Despite landing in rough terrain away from target zone, crew of spacecraft healthy and happy after mission that featured China’s first manual docking

Stephen Chen
30 June 2012
Shenzhou IX’s re-entry capsule undershot its touchdown target yesterday morning, landing in uneven terrain that the ground-rescue team took some time to reach, but the astronauts emerged healthy and smiling after their successful mission.

They landed in Inner Mongolia’s Siziwang region, “a bit west” of the designated landing zone, according to three space experts on a live broadcast by China Central Television.

Unlike previous flights that landed on flat ground, the crew found the re-entry capsule descending towards terrain with low hills, small basins and a dried up creek. Had they landed on a ridge, the capsule could have rolled a long way down, jolting the astronauts and damaging sensitive equipment, the experts had warned.

However, the capsule landed in the centre of a basin, its soft-landing rockets firing seconds before touchdown, and the capsule barely rolled before coming to a stop.

It took the three astronauts more than an hour to re-adapt to gravity. Only when they could stand up for at least half a minute by themselves did they crawl out of the capsule, with broad smiles. They were lifted onto chairs to receive flowers and greetings from ground personnel.

Senior Colonel Jing Haipeng, Shenzhou IX’s commander, said they had completed the mission objectives with “all-round success”, while Senior Colonel Liu Wang was glad it was over.

“It feels great to touch solid ground again,” Jing said. “It feels great to be home.”

Major Liu Yang, China’s first woman astronaut, said she had already begun to miss space.

“Tiangong [China’s orbiting space laboratory] is our home in space,” she said. “It is very cosy, very comfortable.”

The other crew members also set records, with Liu Wang becoming the first Chinese astronaut to fully control a spacecraft in a manual docking, and Jing the first to venture into space twice. His last mission was aboard Shenzhou VII in 2008.

The Tiangong I laboratory module provided enough room to conduct important experiments.

China plans to finish the construction of a full-scale space laboratory, weighting 60 tonnes, by about 2020, and scientists and engineers were keen to get scientific data collected by the crew as they lived and worked in the module. Scientists are working on the design of a space station where astronauts will be able to live for up to six months.

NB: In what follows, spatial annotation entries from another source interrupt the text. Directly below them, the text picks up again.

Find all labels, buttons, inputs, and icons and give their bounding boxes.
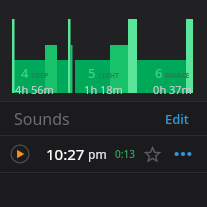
staticText: pm [88, 146, 107, 162]
staticText: 5 [88, 64, 96, 82]
staticText: Edit [165, 110, 189, 128]
staticText: DEEP [31, 71, 49, 81]
staticText: 4h 56m [15, 82, 54, 97]
staticText: 1h 18m [84, 82, 123, 97]
staticText: 4 [21, 64, 29, 82]
button[interactable]: 4 [0, 62, 69, 99]
button[interactable]: 5 [69, 62, 138, 99]
button[interactable]: Sleep stages chart [0, 0, 207, 101]
staticText: 10:27 [46, 144, 85, 164]
staticText: AWAKE [165, 71, 190, 81]
button[interactable]: Play recording [10, 144, 30, 164]
button[interactable]: Favourite [141, 143, 163, 165]
button[interactable]: Edit [161, 106, 193, 132]
staticText: Sounds [14, 108, 70, 130]
button[interactable]: More options [171, 142, 195, 166]
staticText: 6 [155, 64, 163, 82]
staticText: 0:13 [115, 147, 135, 161]
button[interactable]: 6 [138, 62, 207, 99]
button[interactable]: Play recording [0, 136, 207, 172]
staticText: LIGHT [98, 71, 120, 81]
staticText: 0h 37m [153, 82, 192, 97]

Liu Yang collected her crewmates’ brainwave activity while they were working or having a rest and the crew also discussed the pros and cons of Tiangong’s life-support facilities and interior-design features such as the sleeping chamber, fitness bikes and online entertainment system.

Wang Zhaoyao, director of China’s manned space programme office, told Xinhua that China was not in a race with other countries in space.

“We are not aiming to catch up with and surpass other countries, nor to compete with anybody else. We just develop the programme based on our own needs,” he said.